Pete Evans' podcast dumped by Spotify over 'false, dangerous' COVID-19 claims

Disgraced television chef Pete Evans has had his podcast removed from Spotify after the platform dubbed his claims about COVID-19 "dangerous, false, deceptive and misleading". 

Evans, who is infamous for spreading misinformation about vaccines and has repeatedly claimed the coronavirus pandemic is a hoax, shared the news that his podcast would no longer be available on the streaming service on his Instagram account - one of the only social media sites he has not yet been removed from. 

"Could it have something to do with the many brave doctors and scientists that we interview, that are warning people about these poisons that are disguised as medicine?" he wrote. 

A spokesperson for Spotify confirmed the platform prohibits content which "promotes dangerous, false, deceptive, or misleading content about COVID-19 that may cause offline harm and/or pose a direct threat to public health". 

"When content that violates this standard is identified it is removed from the platform." 

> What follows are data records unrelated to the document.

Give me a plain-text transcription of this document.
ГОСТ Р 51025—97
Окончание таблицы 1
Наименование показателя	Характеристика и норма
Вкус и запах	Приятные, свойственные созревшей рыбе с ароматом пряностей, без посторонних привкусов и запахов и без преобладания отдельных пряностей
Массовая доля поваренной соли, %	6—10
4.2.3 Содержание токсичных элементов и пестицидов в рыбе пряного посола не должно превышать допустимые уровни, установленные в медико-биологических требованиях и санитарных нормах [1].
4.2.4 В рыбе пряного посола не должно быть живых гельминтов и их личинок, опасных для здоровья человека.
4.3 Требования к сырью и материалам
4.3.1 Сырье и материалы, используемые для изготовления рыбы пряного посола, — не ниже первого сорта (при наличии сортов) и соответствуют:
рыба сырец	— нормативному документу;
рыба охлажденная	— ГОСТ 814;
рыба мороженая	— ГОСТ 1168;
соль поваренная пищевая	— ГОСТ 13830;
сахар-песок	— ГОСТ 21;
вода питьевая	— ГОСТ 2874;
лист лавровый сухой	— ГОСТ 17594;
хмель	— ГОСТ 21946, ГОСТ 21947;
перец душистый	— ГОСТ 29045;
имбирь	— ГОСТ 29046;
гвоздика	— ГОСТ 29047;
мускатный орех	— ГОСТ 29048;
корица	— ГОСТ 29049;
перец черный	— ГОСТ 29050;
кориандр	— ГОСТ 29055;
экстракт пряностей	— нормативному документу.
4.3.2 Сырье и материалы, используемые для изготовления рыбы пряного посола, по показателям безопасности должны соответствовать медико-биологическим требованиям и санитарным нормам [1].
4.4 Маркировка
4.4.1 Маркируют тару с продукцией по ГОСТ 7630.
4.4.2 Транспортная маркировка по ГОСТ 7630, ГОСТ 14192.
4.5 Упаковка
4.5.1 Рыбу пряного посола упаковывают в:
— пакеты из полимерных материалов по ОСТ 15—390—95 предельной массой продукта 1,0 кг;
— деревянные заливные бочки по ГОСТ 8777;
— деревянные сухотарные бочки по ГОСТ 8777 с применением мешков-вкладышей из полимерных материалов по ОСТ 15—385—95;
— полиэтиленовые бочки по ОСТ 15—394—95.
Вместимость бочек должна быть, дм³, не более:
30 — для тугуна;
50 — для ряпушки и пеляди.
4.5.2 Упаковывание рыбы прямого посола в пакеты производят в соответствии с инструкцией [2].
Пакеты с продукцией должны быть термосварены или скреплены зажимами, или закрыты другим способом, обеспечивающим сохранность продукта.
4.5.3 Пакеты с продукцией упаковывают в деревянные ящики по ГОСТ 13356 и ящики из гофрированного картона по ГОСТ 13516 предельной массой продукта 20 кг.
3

The former My Kitchen Rules judge's views saw him removed from Facebook late last year after the social media platform said his posts had "repeatedly violated" their policies. 

"We don’t allow anyone to share misinformation about COVID-19 vaccines that have been debunked by public health experts," a Facebook spokesperson said at the time. 

Evans was also dumped by his publisher Pan Macmillan Australia and removed from the cast of I'm A Celebrity...Get Me Out Of Here after he shared a cartoon featuring a neo-Nazi symbol on Instagram. 

Coconut water company Natural Raw C, who had been affiliated with Evans, said it was "horrified and saddened" by the post and cut ties with him, along with cookware company Baccarat. 

In July last year, Kiwi reality television couple Art and Matilda Green pulled an episode of their wellness podcast that featured Evans as a guest, announcing they had received "a large amount of feedback" that some of his comments "have the potential to cause harm". 

Evans continues to share content on his personal subscription website, which costs users AU$100 a year.